Most times, the providers and insurance companies have agreements for SIGNIFICANTLY lowered amounts, which are not given to you if you dont have insurance.

For example. If you need a particular treatment, you get billed $2450.00. If you have, say, Aetna, they may come in and pay $590, which satisfies the entire bill. Now, if you are the same person needing the same treatment, but are not paying through insurance, that original $2450.00 figure is what you are billed and told to pay, as you dont have a preexisting agreement with the provider.

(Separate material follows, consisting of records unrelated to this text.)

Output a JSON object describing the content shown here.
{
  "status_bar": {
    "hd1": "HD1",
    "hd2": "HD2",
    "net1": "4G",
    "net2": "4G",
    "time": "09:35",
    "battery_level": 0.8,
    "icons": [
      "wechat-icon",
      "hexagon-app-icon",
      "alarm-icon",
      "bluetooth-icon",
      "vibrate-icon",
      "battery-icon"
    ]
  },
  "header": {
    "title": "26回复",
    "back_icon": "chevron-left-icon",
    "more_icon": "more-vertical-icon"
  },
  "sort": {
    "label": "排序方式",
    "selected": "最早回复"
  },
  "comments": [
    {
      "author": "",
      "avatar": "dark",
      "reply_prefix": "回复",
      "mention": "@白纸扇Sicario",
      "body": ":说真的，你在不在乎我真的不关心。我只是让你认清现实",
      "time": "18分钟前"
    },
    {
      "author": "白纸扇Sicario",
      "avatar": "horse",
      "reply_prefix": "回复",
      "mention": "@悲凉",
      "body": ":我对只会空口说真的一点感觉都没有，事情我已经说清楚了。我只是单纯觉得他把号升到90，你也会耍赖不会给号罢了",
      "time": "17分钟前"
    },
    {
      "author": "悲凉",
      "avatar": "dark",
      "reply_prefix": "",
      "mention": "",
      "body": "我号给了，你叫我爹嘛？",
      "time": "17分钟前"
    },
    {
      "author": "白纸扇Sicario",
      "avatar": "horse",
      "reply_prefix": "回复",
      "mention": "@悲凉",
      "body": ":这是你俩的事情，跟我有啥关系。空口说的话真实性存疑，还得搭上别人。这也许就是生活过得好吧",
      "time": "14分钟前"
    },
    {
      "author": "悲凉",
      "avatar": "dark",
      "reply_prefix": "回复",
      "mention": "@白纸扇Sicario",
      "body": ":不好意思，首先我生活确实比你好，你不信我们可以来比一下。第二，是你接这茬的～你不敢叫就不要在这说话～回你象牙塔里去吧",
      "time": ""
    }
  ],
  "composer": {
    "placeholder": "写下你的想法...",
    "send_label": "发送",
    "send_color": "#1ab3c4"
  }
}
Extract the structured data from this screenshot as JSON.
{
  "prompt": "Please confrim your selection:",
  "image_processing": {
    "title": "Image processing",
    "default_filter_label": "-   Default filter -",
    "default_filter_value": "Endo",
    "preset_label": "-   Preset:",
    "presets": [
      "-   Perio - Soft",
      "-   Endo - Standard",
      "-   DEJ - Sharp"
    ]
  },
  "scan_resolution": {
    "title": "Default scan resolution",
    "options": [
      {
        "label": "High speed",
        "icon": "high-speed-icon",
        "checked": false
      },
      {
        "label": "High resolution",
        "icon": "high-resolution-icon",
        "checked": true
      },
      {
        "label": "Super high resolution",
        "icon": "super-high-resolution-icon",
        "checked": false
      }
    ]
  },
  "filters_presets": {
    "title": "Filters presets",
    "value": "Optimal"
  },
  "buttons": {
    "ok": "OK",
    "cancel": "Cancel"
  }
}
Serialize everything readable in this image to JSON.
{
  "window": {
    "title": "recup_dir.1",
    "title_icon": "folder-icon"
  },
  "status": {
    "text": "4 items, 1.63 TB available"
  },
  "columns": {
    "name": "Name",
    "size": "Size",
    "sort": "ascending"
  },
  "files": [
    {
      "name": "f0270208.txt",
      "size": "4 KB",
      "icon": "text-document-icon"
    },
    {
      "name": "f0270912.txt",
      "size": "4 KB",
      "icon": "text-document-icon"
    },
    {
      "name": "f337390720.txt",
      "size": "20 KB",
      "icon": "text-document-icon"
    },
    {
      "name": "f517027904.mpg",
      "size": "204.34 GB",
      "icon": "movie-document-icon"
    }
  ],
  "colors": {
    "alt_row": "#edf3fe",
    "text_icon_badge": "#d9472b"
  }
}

This is also the reason why hospitals will negotiate bills down if you become a pain in the ass - because they routinely accept a fraction of the bill anyway.[/quote]

I can't explain why, but they can't offer you the discounted price up front because it would constitute Medicare fraud if they did.
 
That's true, no-vas, and I'll see if I can explain it. First, I think Mojo was talking about commercial insurance. Aetna, Blue Cross, those guys all negotiate flat rate payments based on procedures. So the hospital bills $10,000 for a overnight stay and hysterectomy, but the insurers pay whatever the contracted rate is, generally at least 40% less. If an uninsured migrant worker comes in, has a hysterectomy, and stays the night, they get billed the $10,000 rate. There were a bunch of lawsuits a couple of years ago against the larger hospital corporations, claiming discrimination against poor people because they couldn't get the better rates, and most hospitals will now accept lower payments, but you have fight for it.

Now, for Medicare, there's a federal regulation that makes it fraud to allow someone with Medicare to privately pay for care that would otherwise be covered by Medicare. I think the intent, if there was one, was to keep hospitals or physicians for telling Medicare patients... "well, you really need your gall bladder taken out, but Medicare doesn't pay me enough to break even on the procedure, so unless you want to give me an extra $500, you'll have to find someone else to take it out."

If a provider gets caught taking private payments from Medicare recipients, they are banned from participating in the program again. So, some MD's will simply opt out of the Medicare program, and only take private pay patients. Last I heard, here on the Central Coast, there are no psychiatrists that participate in the Medicare program. If you have Medicare, and need psychiatric care, you have to go to Santa Barbara, or Salinas.